Muriel ou le Temps d’un retour - Alain Resnais (1963)


Septembre 1962. Hélène Aughain, femme au début de la quarantaine et antiquaire à domicile, vit à Boulogne-sur-Mer avec Bernard Aughain, son beau-fils qui revient d'Algérie. Elle fait revenir son amour de jeunesse, Alphonse Noyard, un homme dissimulateur, charmeur et habile. Il arrive accompagné d'une jeune femme, Françoise, actrice débutante, qu'il fait passer pour sa nièce. Hélène les accueille et la cohabitation des membres du groupe va s'avérer source de tensions : rémanence des histoires propres à chacun, résolution du passé et amours contrariées.

Dans les premiers films d’Alain Resnais, le souvenir est un traumatisme qui nous hante dans les méandres intimes de Hiroshima mon amour (1959), une illusion qui nous échappe à travers le labyrinthe mental de  L'Année dernière à Marienbad (1961) ou encore un bonheur que l’on poursuit dans Je t'aime, je t'aime (1968). Resnais synthétise toute ces approches sous un jour intime et politique avec Muriel ou le Temps d’un retour, son troisième film.

C’est le souvenir d’un amour de jeunesse qui suscite les retrouvailles d’Hélène (Delphine Seyrig) et Alphonse (Jean-Pierre Kérien), longtemps après leur séparation douloureuse. C’est également souvenir qui trouble Bernard (Jean-Baptiste Thierrée) le beau-fils d’Hélène, marqué par son expérience de la Guerre d’Algérie. La flamme d’une passion passée guide les échanges nostalgiques, les regards troublés et la promiscuité espérée entre Hélène et Alphonse. De même l’attitude étrange de Bernard suscite autant le mystère que la pitié en laissant supposer les horreurs vues au front qui rendent si difficile son retour à la vie civile. Le film semble dans un premier temps étonnamment linéaire comparé aux travaux passés de Resnais mais les motifs de dérèglement se glissent progressivement. 

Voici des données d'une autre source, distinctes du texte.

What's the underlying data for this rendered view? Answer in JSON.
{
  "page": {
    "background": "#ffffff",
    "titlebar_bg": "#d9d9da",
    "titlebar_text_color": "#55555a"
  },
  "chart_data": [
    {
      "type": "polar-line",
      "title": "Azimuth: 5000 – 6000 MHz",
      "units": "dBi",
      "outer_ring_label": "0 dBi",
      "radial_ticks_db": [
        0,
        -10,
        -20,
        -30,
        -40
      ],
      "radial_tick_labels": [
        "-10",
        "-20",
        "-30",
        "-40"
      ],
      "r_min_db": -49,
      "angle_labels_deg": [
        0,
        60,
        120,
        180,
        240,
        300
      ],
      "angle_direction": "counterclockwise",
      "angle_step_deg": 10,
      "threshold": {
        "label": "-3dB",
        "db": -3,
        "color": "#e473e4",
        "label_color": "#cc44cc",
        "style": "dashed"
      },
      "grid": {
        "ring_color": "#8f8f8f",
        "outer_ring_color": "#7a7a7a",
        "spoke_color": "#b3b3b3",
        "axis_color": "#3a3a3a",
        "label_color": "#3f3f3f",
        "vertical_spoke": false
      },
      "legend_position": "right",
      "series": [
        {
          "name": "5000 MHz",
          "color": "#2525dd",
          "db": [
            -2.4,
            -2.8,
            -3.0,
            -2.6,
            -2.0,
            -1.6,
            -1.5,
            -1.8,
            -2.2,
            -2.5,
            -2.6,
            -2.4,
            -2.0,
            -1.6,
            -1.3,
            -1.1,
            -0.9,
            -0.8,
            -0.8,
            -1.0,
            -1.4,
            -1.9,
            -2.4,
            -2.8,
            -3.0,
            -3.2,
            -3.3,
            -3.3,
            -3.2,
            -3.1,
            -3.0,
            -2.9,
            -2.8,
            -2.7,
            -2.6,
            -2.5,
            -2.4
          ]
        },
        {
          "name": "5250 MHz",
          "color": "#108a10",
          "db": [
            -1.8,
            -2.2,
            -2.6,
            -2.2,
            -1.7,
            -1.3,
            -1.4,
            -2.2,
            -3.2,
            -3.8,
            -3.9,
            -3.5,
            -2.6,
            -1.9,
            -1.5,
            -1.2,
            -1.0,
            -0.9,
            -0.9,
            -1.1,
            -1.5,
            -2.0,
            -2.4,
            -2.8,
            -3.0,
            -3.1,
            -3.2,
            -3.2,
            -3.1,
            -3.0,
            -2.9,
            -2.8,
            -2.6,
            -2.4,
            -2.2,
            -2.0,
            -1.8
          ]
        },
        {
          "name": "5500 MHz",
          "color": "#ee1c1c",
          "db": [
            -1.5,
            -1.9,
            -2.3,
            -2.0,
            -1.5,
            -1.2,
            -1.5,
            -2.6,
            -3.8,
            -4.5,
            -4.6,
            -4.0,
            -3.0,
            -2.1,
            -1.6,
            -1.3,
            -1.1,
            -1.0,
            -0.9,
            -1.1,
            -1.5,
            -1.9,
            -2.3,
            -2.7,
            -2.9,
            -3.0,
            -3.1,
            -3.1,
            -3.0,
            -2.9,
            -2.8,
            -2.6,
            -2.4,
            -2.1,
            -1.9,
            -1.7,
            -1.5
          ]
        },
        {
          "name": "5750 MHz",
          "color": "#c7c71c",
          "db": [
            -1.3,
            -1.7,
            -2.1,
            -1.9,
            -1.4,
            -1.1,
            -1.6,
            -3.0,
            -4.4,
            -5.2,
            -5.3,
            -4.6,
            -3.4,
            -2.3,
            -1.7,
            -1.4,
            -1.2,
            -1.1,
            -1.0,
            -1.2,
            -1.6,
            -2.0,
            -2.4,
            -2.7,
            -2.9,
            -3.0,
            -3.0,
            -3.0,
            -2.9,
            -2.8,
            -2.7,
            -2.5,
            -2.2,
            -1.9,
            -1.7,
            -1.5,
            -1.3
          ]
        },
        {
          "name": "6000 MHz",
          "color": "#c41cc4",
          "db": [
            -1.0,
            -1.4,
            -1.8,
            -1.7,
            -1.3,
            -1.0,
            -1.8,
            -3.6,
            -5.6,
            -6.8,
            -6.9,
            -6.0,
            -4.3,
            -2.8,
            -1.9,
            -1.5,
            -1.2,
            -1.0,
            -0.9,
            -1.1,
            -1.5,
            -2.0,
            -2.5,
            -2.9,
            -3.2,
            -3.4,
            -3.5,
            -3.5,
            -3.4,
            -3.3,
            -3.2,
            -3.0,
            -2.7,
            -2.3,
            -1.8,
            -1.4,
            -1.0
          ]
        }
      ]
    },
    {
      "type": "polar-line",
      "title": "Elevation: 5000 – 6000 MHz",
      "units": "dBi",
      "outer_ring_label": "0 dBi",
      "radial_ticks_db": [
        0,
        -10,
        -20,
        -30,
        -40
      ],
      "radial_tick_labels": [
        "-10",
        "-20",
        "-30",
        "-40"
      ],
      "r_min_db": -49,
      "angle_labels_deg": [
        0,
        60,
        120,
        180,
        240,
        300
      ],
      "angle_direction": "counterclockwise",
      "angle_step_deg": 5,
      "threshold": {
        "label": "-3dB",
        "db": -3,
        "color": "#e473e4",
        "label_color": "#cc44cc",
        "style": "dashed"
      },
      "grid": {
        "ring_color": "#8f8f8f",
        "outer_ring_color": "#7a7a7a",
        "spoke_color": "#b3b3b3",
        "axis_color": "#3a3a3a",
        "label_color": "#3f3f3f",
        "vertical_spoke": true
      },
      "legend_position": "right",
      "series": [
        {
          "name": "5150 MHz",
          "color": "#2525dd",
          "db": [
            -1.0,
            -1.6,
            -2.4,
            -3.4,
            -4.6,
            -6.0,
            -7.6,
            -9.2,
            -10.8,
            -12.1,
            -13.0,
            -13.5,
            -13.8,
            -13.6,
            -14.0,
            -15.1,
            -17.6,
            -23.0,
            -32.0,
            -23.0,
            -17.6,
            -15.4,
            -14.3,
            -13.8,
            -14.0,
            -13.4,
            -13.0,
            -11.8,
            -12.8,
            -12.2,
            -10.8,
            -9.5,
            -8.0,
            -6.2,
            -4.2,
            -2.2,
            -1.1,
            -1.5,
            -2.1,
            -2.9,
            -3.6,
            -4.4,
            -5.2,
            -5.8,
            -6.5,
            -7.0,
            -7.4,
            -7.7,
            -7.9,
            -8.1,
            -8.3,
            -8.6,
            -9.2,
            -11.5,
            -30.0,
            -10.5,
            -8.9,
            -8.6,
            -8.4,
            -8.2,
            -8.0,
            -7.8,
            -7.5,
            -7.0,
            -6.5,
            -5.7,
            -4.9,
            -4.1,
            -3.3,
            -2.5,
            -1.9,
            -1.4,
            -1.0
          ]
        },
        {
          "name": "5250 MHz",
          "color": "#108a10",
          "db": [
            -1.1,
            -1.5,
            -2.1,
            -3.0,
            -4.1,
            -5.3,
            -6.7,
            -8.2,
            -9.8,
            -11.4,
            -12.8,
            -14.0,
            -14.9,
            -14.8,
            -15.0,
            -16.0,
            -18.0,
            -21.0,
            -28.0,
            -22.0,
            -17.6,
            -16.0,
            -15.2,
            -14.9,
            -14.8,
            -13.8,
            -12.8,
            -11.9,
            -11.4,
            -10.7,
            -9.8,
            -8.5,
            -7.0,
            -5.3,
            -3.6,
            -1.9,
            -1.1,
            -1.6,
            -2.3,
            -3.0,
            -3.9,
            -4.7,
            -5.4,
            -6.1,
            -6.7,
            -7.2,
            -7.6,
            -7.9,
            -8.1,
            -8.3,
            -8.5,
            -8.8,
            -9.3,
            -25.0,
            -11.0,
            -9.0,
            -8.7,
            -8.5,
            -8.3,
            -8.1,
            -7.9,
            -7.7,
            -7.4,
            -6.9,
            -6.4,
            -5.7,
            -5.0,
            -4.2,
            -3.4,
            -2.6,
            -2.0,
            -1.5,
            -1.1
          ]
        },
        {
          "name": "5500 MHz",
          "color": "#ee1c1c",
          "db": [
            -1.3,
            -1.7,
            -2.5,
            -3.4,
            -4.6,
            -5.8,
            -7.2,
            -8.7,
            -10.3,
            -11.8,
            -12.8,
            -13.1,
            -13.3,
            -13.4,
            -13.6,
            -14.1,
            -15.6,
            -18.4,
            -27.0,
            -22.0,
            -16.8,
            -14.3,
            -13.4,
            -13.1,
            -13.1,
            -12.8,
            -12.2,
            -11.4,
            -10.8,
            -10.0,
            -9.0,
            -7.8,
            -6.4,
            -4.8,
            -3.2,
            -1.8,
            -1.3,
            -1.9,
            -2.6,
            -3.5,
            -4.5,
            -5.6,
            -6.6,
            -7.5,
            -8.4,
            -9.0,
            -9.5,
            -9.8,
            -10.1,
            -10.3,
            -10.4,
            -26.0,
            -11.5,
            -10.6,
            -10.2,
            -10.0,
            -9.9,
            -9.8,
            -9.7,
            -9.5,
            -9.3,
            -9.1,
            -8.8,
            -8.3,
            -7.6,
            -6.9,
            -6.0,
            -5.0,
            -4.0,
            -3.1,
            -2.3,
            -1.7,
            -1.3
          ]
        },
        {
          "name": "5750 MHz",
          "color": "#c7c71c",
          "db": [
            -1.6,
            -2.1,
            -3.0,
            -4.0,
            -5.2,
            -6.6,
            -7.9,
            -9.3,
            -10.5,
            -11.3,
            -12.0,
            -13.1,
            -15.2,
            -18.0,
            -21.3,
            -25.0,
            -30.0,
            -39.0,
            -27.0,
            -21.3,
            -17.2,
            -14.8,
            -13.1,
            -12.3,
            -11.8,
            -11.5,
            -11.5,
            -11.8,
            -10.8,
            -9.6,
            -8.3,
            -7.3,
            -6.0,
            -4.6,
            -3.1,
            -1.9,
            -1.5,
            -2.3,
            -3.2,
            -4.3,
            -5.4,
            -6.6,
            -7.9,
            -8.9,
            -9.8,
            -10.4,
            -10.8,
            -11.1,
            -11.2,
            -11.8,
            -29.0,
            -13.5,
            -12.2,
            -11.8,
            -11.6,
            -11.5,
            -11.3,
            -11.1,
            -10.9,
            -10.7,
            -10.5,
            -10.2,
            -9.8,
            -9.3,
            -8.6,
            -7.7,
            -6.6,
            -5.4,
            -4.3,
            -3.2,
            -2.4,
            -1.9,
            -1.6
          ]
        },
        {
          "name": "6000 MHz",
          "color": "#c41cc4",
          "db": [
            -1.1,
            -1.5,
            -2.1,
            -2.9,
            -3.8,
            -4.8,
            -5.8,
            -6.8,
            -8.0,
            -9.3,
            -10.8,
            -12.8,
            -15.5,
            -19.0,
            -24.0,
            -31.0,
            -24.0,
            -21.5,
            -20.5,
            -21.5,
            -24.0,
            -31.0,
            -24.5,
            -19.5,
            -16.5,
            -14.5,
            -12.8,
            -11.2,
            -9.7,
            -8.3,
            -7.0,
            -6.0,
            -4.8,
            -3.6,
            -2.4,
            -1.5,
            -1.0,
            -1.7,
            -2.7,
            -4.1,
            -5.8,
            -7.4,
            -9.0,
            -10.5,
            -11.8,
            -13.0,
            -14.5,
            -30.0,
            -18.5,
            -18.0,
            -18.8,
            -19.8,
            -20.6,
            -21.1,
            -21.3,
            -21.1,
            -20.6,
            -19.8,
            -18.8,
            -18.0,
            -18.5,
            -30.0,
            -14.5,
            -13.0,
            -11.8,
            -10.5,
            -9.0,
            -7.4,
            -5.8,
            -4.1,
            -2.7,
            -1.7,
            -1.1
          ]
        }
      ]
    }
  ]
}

La jovialité forcée des retrouvailles est ainsi troublée par des cuts de montage abrupts qui rompent l’harmonie attendue comme pour nous en montrer d’emblée l’illusion. Après une entrée en matière constituant une relative unité de temps, Resnais déroule dans une sorte d’accéléré du rêve le déroulement de jours entiers, de lieux divers et de plusieurs intrigues parallèles. Ce parti pris était annoncé avec le premier repas ou par malaise, Hélène est mouvement ou babillage perpétuel pour ne pas laisser l’intimité et donc la vérité s’immiscer. Pour Alphonse cette poudre aux yeux se joue dans la répétition de l’évocation de ses souvenirs de résistants ou de sa vie d’entrepreneur en Algérie, mais aussi la vraie nature de ses rapports avec sa « nièce » Françoise (Nita Klein). 

C’est d’ailleurs l’amorce de romance avortée avec elle qui questionne quant au mal-être de Bernard, tout aussi fuyant avec une amante passagère et dont la supposée fiancée Muriel reste invisible.
L’impossible apaisement ressenti par cette narration est ainsi une manière de révéler les mensonges qui se dissimulent sous cet écrin apaisé. Hélène noie son chagrin et son argent au jeu, Alphonse le sien dans les bars où il se donne l’illusion de reprendre une affaire et si leur vérité sombre apparaîtra pleinement en conclusion, celle de Bernard se révèlera pleinement à mi-parcours. 

En Algérie, il fut le tourmenteur et le meurtrier de la fameuse Muriel en s’adonnant à la torture et depuis le souvenir et la culpabilité le hantent. Cette approche cryptique fascinante est la façon dont Resnais aura choisi d’évoquer la Guerre d’Algérie alors que la censure règne en France dès qu’il s’agit d’aborder le sujet dans la fiction. Le cadre même du récit est traversé de ces stigmates du souvenir avec cette ville de Boulogne dont Resnais filme les espaces sinistrés par les bombardements, ou des inserts sur des noms de rue ramenant à la Seconde Guerre Mondiale.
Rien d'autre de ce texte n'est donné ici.